I often run races as a race pacer, where my role is to run at a particular pace so that I can cross the finish line at a particular time. If you want to finish your half marathon in 2:20 and I’m your pacer, just follow me and I’ll get you there.
When I’m running a race as a pacer, I’m often asked how I can do it. How can I run so consistently and finish within a few seconds of my goal time? My glib answer is I do what my watch tells me.
But honestly, it isn’t a glib answer: I really just do what my watch tells me.
During every race when I’m a pacer, there will be at least one person who points out that I’m not running the ‘right’ pace.
There are a few occasions when I really am going too fast (it happens), but in most cases, it’s either intentional (for example going faster to make up for slower uphill sections elsewhere on the course), or they are using a different way to measure pace than I am.
Different Ways to Determine Pace
There are several ways to measure your pace when running. Each has its pros and cons and best use cases.
Making sure you are measuring pace the right way is the best way to make sure that your threshold or interval pace run is really being run at the correct threshold or interval pace.
Note: I’ll be using the terminology and field names used by Garmin, since that is the brand of watch I use (I currently use a Garmin Fenix 3 GPS Fitness Watch Gray (Renewed)) and am familiar with. The terminology and field names may vary for other brands of GPS watch.
There are three main ways I determine running pace:
- The pace I’m running at that second: Pace
- The overall pace: Average Pace
- The pace for that mile: Lap Pace
Garmin ‘Pace’ field: the pace you are currently running.
This is what most people think of when they think of ‘pace.’ It is how fast you are running at that very second.
This number can vary drastically based on your actions and when you happen to glance at your watch. As far as I can tell, things like arm swing can impact your pace when you use this data field.
I’ve never been able to figure out all of the things that can impact this field. There are times when I’m running at a pretty consistent rate and one glace at my watch will tell me I’m running 7:15 (not likely) and the next moment it will be 13:12 (equally not likely).
- Responsive and easy to adjust
- It can be misleading. If you look at your watch at the wrong time, you may get the wrong impression about how fast you’re running since it varies so much
- It can be hard to gauge a longer run since there is no sense of scope or overall performance
- Track workouts
- Shorter runs
Garmin ‘Average Pace’ field: The average pace for your entire activity.
Your overall or average pace is your pace from the time you started running to wherever you are in your run.
If you are 1 mile into your run, it is the average pace for 1 mile. If you are 15 miles into your run, it is the average pace for 15 miles.
- Provides a great overall picture of your run
- Accounts for the usual speedups and slowdowns that naturally happen during a run
- The average pace isn’t very responsive and can be hard to adjust, especially later in your run. If you are at mile 18 of a 20-mile long run and find your overall pace is too slow, you’ll have to run really fast to average out 18 miles worth of too slow. This can often lead to your running way faster than you should
- For runs when you have a specific finish time goal
Pace Per Mile
Garmin ‘Lap Pace’ field: the pace you are going for that particular lap.
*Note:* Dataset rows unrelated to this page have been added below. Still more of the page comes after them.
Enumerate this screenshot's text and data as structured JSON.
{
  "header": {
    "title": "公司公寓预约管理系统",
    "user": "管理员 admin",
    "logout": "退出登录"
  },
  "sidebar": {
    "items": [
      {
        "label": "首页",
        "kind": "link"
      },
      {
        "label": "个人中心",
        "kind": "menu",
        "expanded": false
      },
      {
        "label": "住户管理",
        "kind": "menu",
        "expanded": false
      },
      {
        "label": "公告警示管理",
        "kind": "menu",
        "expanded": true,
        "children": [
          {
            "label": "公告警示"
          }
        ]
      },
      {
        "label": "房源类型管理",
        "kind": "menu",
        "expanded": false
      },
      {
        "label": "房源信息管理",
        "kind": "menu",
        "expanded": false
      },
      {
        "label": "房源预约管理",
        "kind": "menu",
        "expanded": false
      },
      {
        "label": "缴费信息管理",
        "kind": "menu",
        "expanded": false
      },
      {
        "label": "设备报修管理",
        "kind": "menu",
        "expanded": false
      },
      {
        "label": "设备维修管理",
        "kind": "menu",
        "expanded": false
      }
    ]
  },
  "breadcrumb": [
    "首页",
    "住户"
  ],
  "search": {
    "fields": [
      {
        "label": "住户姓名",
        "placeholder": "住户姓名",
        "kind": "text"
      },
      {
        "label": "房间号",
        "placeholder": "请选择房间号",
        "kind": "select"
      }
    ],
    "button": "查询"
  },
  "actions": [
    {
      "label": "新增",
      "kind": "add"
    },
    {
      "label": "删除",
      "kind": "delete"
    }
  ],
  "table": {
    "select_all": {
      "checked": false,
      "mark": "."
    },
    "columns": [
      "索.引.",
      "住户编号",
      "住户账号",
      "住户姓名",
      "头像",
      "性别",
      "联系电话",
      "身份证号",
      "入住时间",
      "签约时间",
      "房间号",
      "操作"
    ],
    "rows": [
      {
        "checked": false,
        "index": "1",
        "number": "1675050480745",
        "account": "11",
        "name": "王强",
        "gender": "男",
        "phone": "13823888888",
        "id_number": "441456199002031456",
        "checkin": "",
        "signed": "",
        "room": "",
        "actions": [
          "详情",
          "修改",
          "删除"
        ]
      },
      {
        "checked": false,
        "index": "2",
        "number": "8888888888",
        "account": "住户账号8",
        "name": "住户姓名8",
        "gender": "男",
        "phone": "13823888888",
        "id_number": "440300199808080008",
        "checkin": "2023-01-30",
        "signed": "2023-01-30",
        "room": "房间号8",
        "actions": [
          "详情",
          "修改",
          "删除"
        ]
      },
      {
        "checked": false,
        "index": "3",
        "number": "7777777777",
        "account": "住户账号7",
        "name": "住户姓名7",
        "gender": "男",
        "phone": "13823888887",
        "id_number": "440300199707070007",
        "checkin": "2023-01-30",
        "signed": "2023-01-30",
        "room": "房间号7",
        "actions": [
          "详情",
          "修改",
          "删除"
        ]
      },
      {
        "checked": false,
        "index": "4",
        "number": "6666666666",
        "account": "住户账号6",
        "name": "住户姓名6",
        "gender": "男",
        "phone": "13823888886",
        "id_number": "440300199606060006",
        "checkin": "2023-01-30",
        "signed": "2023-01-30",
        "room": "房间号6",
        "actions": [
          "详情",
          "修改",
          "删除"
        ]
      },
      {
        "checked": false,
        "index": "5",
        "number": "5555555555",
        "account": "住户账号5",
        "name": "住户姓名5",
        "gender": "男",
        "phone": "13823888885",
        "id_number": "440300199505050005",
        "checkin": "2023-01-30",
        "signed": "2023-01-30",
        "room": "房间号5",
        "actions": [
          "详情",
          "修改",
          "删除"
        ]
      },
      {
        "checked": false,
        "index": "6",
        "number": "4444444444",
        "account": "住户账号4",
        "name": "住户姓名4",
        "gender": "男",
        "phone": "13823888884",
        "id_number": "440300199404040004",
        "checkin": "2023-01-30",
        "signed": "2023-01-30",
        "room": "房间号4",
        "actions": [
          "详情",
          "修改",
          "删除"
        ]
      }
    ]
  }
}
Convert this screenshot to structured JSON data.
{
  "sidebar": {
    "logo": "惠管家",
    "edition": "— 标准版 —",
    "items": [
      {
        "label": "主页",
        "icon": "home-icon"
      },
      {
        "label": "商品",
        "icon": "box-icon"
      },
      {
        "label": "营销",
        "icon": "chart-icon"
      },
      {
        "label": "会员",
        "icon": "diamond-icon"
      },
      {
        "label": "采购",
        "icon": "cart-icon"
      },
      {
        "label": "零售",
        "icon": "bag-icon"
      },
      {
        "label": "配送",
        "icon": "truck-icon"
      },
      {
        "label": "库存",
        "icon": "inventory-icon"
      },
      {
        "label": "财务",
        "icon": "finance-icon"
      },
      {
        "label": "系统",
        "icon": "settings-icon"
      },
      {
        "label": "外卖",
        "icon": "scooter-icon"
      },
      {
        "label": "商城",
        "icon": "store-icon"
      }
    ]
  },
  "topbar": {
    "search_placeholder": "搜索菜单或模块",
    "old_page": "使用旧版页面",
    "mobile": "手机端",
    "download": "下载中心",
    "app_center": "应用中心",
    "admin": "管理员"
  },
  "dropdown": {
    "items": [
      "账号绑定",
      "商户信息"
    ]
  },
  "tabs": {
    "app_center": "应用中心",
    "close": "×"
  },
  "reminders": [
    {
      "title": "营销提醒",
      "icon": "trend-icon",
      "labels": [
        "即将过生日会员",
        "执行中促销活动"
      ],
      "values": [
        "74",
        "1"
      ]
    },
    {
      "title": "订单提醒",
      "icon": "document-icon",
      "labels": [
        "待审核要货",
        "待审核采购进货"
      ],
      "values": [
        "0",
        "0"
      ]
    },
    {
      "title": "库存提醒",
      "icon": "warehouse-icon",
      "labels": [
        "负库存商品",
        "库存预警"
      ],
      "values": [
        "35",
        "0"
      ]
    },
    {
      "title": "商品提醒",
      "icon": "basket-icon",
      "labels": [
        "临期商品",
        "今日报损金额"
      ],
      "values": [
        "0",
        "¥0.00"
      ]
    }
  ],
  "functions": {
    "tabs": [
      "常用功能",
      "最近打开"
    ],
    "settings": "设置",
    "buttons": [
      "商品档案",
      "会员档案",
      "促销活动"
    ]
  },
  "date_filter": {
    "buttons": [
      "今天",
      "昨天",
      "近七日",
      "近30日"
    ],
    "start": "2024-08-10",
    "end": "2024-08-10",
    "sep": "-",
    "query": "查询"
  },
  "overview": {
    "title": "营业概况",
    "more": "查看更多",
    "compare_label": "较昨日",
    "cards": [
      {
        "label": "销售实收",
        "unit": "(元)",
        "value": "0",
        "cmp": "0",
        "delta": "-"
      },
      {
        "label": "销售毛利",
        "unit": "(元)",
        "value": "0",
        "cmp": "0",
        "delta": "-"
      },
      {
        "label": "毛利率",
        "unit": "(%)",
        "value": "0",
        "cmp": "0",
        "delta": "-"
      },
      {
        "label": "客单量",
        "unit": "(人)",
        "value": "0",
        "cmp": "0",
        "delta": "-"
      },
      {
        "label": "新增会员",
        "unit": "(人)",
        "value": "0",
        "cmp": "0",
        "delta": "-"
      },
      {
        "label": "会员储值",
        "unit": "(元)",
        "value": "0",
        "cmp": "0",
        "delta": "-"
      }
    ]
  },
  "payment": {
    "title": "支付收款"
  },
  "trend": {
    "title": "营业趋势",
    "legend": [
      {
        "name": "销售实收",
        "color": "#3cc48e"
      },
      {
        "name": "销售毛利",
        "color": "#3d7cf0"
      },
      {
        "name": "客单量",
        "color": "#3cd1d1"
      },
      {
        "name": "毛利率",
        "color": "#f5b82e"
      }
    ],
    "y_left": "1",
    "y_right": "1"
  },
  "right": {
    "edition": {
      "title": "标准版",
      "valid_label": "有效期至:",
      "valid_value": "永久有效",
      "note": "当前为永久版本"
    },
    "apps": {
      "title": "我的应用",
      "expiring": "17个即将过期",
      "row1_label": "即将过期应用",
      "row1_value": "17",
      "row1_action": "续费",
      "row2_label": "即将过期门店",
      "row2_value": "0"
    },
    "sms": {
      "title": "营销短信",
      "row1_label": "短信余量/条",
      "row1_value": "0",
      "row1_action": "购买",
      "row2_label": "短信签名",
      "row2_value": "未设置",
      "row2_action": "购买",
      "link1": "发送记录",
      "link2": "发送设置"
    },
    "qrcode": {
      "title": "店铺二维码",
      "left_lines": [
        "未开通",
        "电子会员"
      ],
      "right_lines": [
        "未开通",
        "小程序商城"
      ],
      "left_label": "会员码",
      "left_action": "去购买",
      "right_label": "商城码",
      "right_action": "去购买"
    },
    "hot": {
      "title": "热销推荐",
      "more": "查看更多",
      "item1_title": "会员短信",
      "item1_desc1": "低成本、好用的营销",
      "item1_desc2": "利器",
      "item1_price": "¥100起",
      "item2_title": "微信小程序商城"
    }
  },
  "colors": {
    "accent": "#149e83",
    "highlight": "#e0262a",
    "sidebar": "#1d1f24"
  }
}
Garmins can be set to automatically mark and record a given distance as a ‘lap.’ It can be set to any distance you want, but mine is set to record each mile as a lap. (I think some Garmins come pre-set with a mile as the default lap distance, but I won’t swear to this. It has been a while since I’ve set up a new Garmin).
This pace field shows your average pace for that mile (or whatever distance you’ve set as a lap) and the pace resets every mile.
Lap pace is my favorite pace to use when running, especially when I’m pacing.
- You can effectively speed up/slow down based on this pace. Since the lap is a shorter distance, pace adjustments are more likely to be reflected in the lap pace measurement
- You can still lose some sense of scope. If you ran too slow (or too fast) earlier in the run, lap pace will not help you make up for that overall difference
- Everything! OK, that is my bias showing, but I think lap pace is the right combination of scope and responsiveness. It avoids the worst of the pace swings that can happen using current pace, but you can still respond and modify your pace effectively if you find you are off
- Lap pace can work for track work too if you change your lap distance to reflect your workout
I generally use a combination of these three:
- Lap pace: 80% of the time. It averages out the pace, but is still adjustable.
- Average/Overall pace: 15% of the time. Especially towards the end of the race when I’m trying to hit a particular finish time. I check in a lot to make sure that all my average laps add up to the correct overall time.
- Current pace: 5% of the time. I don’t find my current pace very useful over the course of a longer run. I really only check in on it occasionally if I’m trying to make up overall time to make sure that I am not going too fast.
What about you? Do you measure your pace in multiple ways?